Opinión

Solidaridad intergeneracional

El uso de la llamada hucha de las pensiones para afrontar la deuda pública española demuestra el concepto que los políticos, los de antes y los de ahora, tienen de la denominada solidaridad intergeneracional.
En efecto, el problema, el gran problema, es que de seguir a este ritmo de gasto público, las pensiones de las nuevas generaciones serán una quimera, una ilusión. Algo que es sencillamente inaceptable y que hasta podría ser considerado como una conducta merecedora de reproche jurídico en diversos campos.
Las personas sensatas, que son la mayoría, saben perfectamente que manejar la maquinaria del gasto público sin límite trae consecuencias para el futuro. Por lo pronto se atenta contra la solidaridad intergeneracional lesionando un legítimo derecho del que son titulares quienes aportan obligatoriamente parte de sus recursos a ese fondo confiados en que en el futuro podrán disfrutar de la correspondiente pensión. Por ello, cuándo se actúa irresponsablemente se  conculca el principio de confianza legítima, principio que desde 1999 tiene rango legal en el Ordenamiento jurídico español. Y, sobre todo, desde una perspectiva más amplia, de orden político,  si resulta que se continúa la senda del gasto público sin acometer reformas por miedo a perder votos, también se estaría pudiendo incurrir en una conducta acreedora de algún tipo de responsabilidad por inactividad, por omisión. 
Las decisiones políticas que conculcan derechos de los ciudadanos tienen consecuencias también en el orden jurídico. Otra cosa es que se pueda probar fehacientemente la lesión producida,  lo que podrá realizarse si se estima que la agresión al derecho o interés legítimo del afectado es palmaria y notoria. En efecto, reducir irracionalmente la pensión a ciudadanos españoles por usar las reservas del fondo de la Seguridad Social para fines no previstos en la norma jurídica correspondiente es un acto arbitrario del que deberán responder quienes tomen tales decisiones.
Otra cosa bien distinta es, por ejemplo, ante una situación de crisis económica y financiera, actuar sobre las causas de la crisis, proceder a reformas racionales y coherentes. Tales medidas podrán o no dar resultado, pero si están argumentadas para cumplir el objetivo principal, su confección o diseño merece mucha menos severidad que el recurso permanente al gasto público para subvenir a todos los problemas derivados de la crisis. 
Por ejemplo, el retraso en la edad de jubilación y otro tipo de medidas razonables habrían de haber sido ya adoptadas pues ayudan a disminuir el gasto público. Igualmente, en una época de crisis económica y financiera, por ejemplo, el mantenimiento de una estructura administrativa elefantiásica, como la que existe hoy en las Administraciones autonómicas y locales en España, pugna con el principio de economía y eficiencia del gasto público previsto en el artículo 31 de la Constitución.
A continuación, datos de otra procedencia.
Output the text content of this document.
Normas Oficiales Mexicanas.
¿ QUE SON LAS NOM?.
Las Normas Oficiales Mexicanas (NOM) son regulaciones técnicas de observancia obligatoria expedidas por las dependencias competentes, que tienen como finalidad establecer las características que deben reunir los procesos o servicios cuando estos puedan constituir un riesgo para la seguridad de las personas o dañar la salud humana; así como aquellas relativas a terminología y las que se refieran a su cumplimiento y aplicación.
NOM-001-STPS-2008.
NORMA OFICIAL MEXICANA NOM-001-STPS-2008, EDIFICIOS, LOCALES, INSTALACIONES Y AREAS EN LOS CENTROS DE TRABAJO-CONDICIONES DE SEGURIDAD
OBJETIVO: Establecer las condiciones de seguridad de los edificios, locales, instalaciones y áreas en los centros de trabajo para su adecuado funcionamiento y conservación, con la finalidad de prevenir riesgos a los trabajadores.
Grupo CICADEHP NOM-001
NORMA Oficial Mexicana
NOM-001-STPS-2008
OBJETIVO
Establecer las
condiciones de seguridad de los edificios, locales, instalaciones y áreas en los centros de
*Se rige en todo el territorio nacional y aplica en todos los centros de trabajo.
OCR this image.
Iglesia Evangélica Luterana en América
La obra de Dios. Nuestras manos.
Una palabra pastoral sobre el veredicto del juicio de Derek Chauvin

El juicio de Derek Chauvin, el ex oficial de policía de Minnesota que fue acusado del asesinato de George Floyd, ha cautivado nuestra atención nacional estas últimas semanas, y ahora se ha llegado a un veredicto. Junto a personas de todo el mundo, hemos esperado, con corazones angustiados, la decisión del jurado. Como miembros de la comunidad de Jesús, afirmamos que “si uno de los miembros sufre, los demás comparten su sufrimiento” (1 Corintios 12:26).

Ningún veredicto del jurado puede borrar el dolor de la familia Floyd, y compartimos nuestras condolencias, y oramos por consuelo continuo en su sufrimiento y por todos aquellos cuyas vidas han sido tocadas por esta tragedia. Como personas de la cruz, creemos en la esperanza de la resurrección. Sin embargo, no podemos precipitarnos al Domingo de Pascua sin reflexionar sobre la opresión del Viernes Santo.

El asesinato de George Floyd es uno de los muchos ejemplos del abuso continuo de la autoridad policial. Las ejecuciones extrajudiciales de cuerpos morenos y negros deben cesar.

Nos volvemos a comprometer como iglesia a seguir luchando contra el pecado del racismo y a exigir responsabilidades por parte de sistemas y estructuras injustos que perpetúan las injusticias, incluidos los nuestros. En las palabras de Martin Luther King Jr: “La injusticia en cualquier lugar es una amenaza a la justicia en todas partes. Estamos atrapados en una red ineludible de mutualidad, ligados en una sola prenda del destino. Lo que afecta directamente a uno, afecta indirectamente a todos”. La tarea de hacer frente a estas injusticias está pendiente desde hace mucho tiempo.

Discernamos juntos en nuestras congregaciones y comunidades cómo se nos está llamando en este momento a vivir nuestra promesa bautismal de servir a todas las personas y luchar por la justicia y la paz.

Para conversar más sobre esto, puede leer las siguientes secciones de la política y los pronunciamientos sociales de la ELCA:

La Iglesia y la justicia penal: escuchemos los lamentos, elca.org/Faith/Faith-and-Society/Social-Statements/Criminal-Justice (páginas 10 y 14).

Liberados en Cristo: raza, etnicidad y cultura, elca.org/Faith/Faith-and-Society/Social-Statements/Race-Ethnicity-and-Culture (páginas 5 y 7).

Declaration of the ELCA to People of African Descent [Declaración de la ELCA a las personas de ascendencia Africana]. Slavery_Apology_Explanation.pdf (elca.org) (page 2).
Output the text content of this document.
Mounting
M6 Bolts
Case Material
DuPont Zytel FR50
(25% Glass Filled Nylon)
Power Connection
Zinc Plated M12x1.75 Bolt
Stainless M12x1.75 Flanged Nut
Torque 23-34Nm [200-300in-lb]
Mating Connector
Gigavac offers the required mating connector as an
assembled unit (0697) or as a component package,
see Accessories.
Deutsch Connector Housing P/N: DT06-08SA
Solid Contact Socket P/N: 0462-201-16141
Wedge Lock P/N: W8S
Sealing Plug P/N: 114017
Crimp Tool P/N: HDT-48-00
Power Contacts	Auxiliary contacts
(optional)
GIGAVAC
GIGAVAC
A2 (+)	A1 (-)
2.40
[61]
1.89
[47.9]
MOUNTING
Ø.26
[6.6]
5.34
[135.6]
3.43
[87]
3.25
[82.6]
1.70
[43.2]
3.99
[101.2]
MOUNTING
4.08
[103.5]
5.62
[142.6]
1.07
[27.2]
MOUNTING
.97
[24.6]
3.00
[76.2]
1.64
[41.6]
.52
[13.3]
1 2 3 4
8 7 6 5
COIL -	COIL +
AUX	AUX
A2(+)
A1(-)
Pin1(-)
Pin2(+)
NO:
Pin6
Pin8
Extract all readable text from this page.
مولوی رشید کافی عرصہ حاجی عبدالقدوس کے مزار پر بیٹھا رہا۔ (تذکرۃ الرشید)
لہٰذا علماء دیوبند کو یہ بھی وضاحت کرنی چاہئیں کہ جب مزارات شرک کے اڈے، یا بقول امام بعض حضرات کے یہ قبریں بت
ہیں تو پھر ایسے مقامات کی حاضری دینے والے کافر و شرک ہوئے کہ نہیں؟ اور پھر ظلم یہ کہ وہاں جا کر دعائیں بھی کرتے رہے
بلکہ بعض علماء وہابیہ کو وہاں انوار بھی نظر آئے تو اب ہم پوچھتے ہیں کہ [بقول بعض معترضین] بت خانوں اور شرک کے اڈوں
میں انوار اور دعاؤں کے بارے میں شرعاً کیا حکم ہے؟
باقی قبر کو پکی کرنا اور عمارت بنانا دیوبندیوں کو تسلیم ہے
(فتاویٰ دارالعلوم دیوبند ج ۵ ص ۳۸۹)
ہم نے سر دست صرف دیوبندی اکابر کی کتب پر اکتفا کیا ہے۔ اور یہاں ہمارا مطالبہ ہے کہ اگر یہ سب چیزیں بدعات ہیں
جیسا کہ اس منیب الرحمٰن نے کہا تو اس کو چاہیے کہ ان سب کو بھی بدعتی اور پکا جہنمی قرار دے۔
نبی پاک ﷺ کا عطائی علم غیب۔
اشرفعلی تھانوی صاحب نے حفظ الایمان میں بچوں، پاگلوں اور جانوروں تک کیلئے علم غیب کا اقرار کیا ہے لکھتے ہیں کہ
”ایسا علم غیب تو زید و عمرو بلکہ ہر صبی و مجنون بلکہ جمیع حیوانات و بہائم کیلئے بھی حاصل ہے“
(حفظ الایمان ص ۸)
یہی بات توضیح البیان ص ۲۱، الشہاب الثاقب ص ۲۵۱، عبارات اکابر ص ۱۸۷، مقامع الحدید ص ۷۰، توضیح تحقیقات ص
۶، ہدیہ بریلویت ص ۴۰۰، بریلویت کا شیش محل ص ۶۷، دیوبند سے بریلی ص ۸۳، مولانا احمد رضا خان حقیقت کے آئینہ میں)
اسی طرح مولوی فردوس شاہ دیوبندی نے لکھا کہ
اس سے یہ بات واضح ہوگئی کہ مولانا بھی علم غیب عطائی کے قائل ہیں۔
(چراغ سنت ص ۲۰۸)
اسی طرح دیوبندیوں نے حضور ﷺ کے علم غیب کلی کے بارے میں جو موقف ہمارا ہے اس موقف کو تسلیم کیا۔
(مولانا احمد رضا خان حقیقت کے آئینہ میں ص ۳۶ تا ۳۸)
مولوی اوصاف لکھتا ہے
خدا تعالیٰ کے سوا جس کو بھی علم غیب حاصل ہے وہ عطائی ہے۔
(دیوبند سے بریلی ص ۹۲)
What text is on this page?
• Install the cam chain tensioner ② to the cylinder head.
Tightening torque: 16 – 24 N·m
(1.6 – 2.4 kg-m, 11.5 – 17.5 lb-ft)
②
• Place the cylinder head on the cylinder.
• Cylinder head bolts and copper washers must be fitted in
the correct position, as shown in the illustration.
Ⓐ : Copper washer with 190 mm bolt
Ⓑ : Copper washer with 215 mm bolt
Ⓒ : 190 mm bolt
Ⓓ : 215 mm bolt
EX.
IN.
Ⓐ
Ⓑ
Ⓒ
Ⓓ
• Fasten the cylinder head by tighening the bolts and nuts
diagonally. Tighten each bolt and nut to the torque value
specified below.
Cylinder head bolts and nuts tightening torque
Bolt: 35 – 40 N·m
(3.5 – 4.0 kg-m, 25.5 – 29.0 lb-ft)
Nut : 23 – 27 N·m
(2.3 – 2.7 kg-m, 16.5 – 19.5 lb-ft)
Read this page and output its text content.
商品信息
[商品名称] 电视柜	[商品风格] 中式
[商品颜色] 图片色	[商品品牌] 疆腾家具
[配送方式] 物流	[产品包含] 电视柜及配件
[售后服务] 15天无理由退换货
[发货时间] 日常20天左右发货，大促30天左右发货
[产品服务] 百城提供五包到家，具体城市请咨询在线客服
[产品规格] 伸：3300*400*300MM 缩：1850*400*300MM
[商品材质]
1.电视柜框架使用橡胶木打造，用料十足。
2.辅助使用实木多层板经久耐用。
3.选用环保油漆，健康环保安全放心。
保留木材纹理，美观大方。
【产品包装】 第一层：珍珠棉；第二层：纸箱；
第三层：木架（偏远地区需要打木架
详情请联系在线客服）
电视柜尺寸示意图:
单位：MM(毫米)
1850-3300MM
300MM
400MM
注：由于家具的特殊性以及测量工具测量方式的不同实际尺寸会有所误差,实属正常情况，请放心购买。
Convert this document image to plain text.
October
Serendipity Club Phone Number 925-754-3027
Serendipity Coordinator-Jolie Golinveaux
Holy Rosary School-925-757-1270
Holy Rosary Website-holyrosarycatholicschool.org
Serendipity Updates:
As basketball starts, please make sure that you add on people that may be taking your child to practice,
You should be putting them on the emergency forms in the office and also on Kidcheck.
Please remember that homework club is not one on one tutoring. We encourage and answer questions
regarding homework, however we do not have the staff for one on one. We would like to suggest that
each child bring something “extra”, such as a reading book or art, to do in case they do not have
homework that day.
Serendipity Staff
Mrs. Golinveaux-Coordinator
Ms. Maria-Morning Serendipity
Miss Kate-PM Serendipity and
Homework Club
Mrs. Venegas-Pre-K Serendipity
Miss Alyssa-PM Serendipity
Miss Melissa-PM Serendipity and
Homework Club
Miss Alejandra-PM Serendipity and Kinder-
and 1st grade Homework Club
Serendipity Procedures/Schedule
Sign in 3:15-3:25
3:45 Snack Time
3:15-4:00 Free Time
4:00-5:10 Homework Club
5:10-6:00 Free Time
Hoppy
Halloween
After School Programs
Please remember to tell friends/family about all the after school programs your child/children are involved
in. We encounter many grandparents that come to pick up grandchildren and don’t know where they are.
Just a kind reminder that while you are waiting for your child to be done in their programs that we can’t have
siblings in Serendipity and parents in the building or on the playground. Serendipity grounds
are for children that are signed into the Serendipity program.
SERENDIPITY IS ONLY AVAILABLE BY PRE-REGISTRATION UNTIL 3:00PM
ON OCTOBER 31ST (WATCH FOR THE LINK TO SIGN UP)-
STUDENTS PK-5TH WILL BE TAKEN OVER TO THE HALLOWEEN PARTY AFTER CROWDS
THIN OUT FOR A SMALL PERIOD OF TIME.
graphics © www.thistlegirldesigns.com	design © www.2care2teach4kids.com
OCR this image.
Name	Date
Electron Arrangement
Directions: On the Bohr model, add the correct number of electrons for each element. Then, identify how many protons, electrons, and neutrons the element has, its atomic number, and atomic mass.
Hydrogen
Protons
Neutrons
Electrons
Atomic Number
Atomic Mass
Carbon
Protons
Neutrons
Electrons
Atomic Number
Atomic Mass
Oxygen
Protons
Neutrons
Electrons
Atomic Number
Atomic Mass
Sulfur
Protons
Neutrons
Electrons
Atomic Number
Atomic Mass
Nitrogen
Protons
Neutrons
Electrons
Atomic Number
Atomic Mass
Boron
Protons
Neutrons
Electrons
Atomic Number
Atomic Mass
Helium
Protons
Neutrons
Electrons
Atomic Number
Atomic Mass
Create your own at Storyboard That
En fin, que hay que responder de las decisiones o de las omisiones. En unos casos, se responde políticamente y ya está. Pero cuando las medidas lesionan derechos e intereses  legítimos entonces junto a la responsabilidad política se puede deducir la correspondiente responsabilidad jurídica. No podemos olvidar, para bien, que hoy en día los principios de racionalidad, proporcionalidad, confianza legítima y objetividad son de aplicación entre nosotros. Por eso, la irracionalidad, la desproporción y la subjetividad en el orden político, si lesionan derechos o intereses legítimos de los ciudadanos tienen su correlato en el orden jurídico. 
El absolutismo y la irresponsabilidad, afortunadamente, ya pasaron a la historia. Hoy, en democracia, los gobiernos han de responder de sus actuaciones, y de sus omisiones, en el orden político, y cuando corresponda, en el orden jurídico. No sería razonable que, por ejemplo, se pudiera reducir irracionalmente la caja de la Seguridad Social y que no pasara nada. No sería legítimo no tomar medidas y fiarlo todo al gasto público por razones electorales aunque de ello se derivaran daños concretos, evaluables para las personas. La responsabilidad es, eso, responder en la dimensión que sea procedente de los actos o de las omisiones. Ni más ni menos. La irresponsabilidad, como la irrecurribilidad o la inimputabilidad, son de otros tiempos, del pasado más oscuro. De un pasado que, sin embargo, regresa, y de qué forma, cuando el personalismo, el autoritarismo, o el subjetivismo, tan de moda también entre nosotros, pugna por recuperar los fueros perdidos.